You only live Twice by Ian Fleming first edition 1964
London: Jonathan Cape, 1964
8vo., black cloth, japanese characters in gilt to upper board; lettered in silver to backstrip with publisher’s device to foot; wood-effect endpapers; in the classic Richard Chopping dust jacket (16s. net) featuring a poisonous toad grasping a dragonfly under the shelter of a pink chrysanthemum; pp. [xiv], 15-255, [i]; essentially a fine copy, some very minor toning to edges of jacket and shelf-wear to the lower panel the only defects.
First edition, first impression, first state. Binding A in black cloth.
The final book in Fleming’s ‘Blofeld Trilogy’, following Thunderball and On Her Majesty’s Secret Service. It features the usual descriptions of intelligence-gathering and code-breaking networks which Fleming himself was familiar with, having run covert operations during the war. In the Autumn of 1962 the author had travelled to Japan, adamant that his next novel would be set in the ‘Land of the Rising Sun’. During his time there, he kept a series of notebooks in which he jotted down observations about the people, culture, and phrases he encountered, as well as plot ideas for his upcoming work. The first manuscript appeared in 1963.

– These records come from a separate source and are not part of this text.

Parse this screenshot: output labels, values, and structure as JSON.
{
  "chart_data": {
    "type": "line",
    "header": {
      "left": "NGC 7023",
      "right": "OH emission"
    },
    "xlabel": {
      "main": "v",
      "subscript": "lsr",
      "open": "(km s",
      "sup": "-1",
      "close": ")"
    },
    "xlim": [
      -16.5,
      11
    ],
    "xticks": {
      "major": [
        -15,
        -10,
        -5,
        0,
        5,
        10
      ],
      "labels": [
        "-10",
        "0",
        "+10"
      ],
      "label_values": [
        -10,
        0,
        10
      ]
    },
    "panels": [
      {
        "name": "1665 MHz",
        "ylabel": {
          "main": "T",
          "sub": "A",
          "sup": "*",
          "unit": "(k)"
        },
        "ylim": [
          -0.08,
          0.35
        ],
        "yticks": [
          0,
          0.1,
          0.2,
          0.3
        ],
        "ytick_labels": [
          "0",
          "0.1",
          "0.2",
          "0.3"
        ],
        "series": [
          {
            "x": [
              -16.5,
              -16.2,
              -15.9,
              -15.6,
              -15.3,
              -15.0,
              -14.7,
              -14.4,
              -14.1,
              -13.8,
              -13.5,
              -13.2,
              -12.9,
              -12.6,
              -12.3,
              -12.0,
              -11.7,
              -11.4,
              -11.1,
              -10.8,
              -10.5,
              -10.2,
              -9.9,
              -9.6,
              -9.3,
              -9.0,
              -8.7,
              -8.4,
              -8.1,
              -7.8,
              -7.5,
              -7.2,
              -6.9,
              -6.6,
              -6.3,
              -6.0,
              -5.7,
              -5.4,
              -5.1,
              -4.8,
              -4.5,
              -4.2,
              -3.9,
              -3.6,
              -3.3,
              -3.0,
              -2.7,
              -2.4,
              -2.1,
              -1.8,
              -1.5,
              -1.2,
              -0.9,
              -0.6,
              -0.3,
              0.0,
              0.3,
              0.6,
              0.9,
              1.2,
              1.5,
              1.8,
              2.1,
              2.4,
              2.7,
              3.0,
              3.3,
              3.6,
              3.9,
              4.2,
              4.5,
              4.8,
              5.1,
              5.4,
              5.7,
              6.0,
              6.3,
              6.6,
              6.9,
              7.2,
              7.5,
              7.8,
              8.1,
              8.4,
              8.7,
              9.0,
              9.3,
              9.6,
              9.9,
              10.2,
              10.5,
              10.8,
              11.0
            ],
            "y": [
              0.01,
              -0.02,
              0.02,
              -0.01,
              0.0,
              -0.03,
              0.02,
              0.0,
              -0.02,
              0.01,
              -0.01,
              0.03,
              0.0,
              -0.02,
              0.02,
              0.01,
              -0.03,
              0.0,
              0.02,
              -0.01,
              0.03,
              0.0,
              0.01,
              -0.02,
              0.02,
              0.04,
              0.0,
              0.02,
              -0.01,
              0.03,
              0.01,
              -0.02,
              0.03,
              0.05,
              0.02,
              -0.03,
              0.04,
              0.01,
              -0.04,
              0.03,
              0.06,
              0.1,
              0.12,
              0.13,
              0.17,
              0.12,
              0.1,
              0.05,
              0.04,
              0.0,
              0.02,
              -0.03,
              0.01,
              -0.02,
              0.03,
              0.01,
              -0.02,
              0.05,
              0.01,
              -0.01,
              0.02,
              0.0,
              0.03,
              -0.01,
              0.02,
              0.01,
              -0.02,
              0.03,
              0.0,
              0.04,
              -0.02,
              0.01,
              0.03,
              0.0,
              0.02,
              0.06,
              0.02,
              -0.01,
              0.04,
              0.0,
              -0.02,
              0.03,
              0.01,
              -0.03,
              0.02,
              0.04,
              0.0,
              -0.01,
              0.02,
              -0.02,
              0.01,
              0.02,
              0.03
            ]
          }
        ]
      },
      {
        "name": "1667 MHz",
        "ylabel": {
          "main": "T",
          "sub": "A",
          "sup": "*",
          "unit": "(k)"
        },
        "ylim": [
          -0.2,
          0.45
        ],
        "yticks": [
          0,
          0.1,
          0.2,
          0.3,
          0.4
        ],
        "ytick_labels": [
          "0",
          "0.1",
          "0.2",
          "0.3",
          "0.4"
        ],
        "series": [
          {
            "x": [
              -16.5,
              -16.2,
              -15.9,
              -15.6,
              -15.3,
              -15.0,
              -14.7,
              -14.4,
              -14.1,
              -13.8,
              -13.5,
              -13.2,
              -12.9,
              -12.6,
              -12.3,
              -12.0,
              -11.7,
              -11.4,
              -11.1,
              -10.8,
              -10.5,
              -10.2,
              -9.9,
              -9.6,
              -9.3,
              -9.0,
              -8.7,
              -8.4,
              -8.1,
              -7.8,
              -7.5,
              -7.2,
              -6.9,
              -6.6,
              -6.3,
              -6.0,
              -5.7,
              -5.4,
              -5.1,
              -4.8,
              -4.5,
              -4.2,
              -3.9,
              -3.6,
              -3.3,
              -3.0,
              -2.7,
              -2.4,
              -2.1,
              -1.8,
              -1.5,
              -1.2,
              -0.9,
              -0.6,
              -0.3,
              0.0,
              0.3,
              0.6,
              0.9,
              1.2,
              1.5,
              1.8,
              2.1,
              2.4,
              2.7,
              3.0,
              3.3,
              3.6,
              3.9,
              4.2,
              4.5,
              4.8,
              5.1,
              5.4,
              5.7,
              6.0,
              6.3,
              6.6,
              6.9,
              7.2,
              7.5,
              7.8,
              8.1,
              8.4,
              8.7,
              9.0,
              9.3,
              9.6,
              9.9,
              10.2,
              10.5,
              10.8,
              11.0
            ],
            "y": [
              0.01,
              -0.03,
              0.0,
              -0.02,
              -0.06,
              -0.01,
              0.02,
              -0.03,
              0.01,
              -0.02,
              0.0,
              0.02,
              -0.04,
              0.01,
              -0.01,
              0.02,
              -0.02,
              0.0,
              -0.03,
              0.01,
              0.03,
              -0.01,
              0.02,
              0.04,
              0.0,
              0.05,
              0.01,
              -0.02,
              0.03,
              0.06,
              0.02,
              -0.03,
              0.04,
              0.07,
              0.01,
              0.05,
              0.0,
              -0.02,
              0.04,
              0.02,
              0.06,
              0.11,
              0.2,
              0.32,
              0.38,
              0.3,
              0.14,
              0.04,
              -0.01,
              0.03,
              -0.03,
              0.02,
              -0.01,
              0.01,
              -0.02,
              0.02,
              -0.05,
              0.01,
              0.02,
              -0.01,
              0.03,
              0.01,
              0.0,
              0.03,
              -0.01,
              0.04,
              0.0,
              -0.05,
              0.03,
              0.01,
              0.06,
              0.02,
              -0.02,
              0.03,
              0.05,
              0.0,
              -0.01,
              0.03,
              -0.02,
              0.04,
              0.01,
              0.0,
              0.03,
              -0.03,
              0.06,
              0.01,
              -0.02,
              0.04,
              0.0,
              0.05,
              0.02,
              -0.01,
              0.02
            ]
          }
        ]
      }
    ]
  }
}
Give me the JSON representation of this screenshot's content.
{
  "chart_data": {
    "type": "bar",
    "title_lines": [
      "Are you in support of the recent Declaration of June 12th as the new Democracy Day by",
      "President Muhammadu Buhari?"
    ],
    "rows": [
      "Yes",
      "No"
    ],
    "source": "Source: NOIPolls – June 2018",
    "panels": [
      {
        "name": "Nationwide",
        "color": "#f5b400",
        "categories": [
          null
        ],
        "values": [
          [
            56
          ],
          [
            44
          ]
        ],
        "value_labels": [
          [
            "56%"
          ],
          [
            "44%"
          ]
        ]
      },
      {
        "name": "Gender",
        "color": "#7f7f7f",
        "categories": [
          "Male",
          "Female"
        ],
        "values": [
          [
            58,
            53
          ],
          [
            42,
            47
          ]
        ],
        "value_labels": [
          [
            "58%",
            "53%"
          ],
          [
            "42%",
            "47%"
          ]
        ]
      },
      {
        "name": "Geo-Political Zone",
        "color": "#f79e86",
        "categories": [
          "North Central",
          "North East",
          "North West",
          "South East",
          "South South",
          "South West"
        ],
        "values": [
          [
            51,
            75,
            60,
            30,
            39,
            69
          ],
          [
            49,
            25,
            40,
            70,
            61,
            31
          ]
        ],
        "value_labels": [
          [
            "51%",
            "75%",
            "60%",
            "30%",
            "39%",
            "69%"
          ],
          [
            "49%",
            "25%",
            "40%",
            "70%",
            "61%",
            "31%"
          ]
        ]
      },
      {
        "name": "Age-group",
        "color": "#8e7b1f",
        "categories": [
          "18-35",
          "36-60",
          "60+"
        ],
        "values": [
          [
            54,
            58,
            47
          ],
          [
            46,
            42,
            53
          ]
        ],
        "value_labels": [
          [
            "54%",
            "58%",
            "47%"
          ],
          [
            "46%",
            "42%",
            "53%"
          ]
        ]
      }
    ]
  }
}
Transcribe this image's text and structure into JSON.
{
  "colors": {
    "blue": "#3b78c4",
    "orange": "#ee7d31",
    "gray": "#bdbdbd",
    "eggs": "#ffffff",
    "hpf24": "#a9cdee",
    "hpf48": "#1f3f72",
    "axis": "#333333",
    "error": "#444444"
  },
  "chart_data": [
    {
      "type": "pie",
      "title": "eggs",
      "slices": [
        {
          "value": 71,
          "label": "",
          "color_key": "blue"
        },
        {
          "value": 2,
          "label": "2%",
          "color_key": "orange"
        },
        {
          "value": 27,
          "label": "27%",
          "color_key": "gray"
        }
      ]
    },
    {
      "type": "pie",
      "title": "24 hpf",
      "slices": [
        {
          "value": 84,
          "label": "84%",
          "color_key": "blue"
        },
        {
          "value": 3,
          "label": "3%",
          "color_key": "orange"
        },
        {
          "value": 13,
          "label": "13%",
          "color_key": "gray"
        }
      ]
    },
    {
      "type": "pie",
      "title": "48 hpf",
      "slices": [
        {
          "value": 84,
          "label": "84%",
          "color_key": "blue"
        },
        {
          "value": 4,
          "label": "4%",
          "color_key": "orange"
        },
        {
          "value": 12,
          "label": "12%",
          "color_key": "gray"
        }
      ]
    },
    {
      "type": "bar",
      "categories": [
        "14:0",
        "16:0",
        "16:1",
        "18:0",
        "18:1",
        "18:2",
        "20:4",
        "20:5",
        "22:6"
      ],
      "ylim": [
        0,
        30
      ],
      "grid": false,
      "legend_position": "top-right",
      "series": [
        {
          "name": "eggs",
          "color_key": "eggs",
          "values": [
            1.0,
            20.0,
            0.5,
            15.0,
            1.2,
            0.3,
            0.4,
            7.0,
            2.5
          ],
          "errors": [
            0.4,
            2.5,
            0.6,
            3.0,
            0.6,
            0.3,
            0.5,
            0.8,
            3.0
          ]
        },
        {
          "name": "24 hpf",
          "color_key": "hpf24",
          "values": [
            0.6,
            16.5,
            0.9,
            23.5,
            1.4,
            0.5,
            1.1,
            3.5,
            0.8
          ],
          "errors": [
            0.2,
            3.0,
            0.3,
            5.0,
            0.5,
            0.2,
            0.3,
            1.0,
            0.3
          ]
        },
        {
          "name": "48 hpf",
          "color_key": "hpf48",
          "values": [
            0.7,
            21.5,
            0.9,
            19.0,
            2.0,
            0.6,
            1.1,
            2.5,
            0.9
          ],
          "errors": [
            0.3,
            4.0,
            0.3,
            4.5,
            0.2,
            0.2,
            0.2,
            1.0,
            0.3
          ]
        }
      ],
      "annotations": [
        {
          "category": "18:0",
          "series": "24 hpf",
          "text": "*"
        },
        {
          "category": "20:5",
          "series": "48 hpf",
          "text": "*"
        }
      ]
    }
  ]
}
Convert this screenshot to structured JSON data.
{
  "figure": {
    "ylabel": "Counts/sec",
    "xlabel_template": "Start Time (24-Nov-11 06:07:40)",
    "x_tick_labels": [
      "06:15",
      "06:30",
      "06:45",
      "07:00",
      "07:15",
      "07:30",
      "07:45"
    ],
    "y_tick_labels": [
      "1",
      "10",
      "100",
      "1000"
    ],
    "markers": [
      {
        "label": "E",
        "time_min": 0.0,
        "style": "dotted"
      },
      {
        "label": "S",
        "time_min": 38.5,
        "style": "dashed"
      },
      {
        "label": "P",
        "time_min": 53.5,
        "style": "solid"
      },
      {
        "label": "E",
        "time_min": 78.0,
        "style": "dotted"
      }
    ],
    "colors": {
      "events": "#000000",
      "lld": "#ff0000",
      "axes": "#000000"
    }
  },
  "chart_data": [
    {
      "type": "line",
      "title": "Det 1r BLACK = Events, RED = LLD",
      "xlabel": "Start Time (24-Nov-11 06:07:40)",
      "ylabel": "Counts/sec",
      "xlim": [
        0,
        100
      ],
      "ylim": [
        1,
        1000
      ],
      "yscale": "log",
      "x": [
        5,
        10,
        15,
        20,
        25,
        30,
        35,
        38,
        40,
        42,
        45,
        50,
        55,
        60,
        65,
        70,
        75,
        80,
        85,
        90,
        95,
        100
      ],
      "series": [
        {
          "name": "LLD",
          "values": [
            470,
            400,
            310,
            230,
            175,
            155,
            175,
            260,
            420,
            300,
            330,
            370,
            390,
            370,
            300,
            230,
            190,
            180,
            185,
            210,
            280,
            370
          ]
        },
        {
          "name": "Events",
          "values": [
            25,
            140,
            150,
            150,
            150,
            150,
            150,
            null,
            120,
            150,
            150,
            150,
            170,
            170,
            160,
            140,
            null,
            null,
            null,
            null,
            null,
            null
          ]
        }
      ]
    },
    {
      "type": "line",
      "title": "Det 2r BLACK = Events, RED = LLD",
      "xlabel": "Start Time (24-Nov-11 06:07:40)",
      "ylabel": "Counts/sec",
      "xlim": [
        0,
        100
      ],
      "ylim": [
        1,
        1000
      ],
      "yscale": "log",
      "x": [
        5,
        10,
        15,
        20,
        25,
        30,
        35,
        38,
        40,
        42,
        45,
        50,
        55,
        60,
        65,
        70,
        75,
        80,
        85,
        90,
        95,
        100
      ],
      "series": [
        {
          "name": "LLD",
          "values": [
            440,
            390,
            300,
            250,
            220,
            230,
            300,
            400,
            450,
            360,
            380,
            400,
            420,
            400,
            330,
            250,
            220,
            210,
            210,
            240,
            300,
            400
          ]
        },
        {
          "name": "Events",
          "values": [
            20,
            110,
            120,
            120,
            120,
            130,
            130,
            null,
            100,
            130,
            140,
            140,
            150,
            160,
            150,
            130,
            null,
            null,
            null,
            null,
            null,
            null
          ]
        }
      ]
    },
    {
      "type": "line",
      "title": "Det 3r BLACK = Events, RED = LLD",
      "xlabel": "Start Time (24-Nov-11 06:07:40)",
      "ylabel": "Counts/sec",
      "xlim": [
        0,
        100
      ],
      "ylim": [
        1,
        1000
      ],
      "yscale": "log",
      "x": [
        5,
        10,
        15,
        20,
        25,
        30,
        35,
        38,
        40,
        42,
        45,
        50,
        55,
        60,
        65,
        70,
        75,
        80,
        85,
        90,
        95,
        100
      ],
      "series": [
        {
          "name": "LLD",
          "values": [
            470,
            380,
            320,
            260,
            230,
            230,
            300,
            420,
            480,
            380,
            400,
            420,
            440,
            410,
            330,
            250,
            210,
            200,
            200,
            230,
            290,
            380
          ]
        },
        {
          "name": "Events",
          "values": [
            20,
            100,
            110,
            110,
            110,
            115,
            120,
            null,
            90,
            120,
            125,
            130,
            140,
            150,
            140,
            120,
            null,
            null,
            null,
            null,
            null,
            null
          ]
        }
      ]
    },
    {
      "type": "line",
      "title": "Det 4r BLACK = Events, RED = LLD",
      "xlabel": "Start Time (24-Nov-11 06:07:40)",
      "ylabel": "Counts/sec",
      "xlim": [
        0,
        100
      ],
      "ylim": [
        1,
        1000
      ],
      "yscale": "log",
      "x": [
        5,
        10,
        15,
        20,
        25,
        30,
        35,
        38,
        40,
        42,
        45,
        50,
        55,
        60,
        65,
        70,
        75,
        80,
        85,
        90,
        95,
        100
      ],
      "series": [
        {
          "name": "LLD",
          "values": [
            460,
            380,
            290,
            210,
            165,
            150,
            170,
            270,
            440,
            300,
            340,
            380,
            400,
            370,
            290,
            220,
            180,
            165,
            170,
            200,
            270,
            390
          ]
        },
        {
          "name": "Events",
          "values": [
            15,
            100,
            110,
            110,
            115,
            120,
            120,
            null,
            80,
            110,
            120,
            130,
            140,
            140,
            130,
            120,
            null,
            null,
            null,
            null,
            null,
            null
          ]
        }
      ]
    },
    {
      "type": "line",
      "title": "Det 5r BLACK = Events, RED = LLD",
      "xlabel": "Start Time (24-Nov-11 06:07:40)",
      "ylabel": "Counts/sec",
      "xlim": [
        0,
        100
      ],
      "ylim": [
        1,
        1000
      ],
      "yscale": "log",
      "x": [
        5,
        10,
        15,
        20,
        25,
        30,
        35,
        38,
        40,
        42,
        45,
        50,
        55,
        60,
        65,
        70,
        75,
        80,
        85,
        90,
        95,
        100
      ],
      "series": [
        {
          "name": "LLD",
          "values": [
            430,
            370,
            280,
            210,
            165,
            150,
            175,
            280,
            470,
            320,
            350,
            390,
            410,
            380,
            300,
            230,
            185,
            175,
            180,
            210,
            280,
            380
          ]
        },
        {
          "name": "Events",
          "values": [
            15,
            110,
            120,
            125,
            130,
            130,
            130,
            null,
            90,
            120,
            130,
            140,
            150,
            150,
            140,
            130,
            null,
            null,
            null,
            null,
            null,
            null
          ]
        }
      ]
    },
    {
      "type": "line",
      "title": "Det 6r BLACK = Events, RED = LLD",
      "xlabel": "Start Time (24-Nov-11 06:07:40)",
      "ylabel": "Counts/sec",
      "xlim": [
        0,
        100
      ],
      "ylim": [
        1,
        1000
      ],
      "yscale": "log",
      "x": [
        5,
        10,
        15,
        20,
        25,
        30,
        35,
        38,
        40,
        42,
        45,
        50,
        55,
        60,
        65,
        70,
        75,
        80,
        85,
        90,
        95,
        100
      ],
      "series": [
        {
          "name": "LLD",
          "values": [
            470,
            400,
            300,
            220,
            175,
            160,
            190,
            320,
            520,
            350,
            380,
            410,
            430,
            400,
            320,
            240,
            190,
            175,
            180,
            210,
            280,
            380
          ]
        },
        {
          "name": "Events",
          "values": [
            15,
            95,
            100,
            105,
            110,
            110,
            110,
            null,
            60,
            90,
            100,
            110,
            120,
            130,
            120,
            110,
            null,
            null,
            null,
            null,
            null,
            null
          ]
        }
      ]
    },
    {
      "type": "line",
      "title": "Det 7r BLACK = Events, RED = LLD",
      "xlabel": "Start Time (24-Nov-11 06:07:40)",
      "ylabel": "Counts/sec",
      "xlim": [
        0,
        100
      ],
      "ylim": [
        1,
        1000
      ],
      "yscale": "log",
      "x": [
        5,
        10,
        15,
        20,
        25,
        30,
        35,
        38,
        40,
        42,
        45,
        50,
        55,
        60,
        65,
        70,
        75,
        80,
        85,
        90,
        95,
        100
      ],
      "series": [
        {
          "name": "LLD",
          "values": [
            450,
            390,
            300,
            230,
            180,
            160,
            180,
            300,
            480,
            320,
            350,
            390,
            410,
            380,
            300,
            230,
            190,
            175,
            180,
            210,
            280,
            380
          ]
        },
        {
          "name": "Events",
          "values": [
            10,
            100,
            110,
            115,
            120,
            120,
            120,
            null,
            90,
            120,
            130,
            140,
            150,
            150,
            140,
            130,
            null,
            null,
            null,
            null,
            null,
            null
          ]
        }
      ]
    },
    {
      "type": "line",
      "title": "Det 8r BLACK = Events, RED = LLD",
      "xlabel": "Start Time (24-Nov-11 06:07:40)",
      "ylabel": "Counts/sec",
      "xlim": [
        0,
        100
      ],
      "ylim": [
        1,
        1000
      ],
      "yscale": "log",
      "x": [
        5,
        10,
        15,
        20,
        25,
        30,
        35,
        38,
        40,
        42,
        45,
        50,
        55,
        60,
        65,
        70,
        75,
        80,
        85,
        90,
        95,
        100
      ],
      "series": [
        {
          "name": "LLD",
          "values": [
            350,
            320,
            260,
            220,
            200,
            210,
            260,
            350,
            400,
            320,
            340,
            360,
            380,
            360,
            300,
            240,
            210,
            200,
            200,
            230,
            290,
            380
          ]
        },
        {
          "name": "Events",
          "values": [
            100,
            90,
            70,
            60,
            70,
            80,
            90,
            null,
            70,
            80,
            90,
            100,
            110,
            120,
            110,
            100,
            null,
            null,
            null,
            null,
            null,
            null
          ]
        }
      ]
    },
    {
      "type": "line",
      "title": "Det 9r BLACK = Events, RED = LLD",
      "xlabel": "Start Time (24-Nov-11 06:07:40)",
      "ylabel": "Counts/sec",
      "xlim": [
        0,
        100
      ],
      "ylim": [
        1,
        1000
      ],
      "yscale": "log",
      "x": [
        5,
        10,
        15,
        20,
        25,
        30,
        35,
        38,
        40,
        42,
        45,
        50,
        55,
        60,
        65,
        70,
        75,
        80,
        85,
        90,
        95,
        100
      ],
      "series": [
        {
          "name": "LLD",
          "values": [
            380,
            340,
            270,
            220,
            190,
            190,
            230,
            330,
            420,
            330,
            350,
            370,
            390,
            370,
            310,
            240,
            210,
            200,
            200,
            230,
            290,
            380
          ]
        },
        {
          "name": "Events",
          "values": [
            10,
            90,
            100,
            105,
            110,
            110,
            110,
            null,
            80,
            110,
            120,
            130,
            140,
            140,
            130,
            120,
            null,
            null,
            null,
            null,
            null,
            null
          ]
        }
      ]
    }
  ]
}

You Only Live Twice was Fleming’s eleventh novel, and the last published within his lifetime. In 1967, it was adapted into the fifth film in the Eon Production series, featuring the best Bond, Sean Connery, in the title role. The screenplay was produced by Roald Dahl, who was a close friend of the author, but who took liberties with the plot - only a few elements of the novel, and a limited number of characters, survive from the original text.
A superior copy of this popular book in the James Bond series.